Infrastructure is important, particularly as the enablers of production, energy, roads - look at the state of the Harare-Beitbridge and the Harare-Chirundu roads. Harare-Beitbridge in a normal country that road would have been shut down because it's a graveside not a road. Infrastructure is so important, then, of course, modernisation – some countries are now using 5G, we are living in the internet age so a lot has to be done. And, of course, social services – hospitals have to function and these things need to be done urgently by a decent, clean energetic government, a transformational government; of which Mnangagwa is not one, so in short we need a democratic developmental State and Zanu-PF is not capable of doing that.
ND: But Mnangagwa said he has ended austerity and he's working towards productivity, how can you say he is not the right man to sort out this problem?

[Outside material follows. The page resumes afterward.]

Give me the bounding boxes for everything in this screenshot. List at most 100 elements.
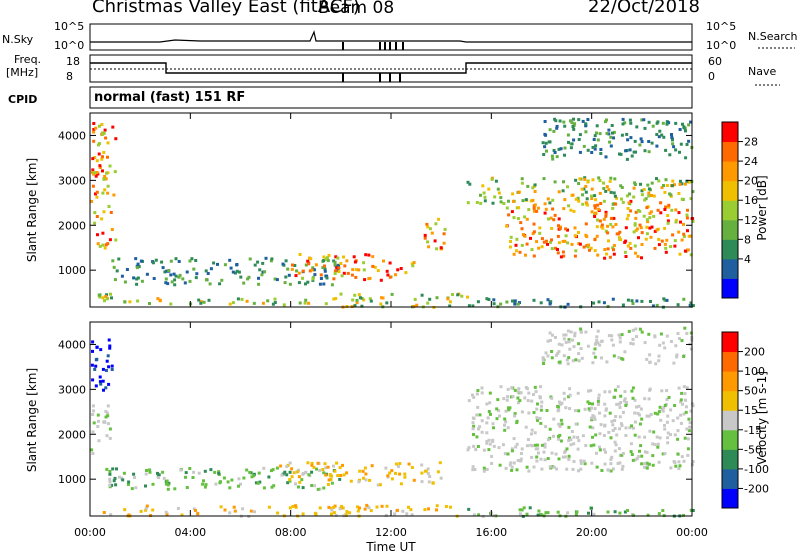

TB: Firstly, austerity hasn't finished. On Wednesday (last week), the government gazetted the minimum wages for domestic workers at $160, that's like $8 or so. That is ridiculous. They are still cutting expenditure from public hospitals - go to public hospitals, they are literally shut and doctors are being paid by someone else so that's austerity. Most importantly, without addressing the fundamentals, we can't move to productivity. So which person is going to put big money in Zimbabwe when we have such a skewed monetary policy? So he hasn't started and he will never start because we have two people who are totally clueless - Ncube and Mnangagwa.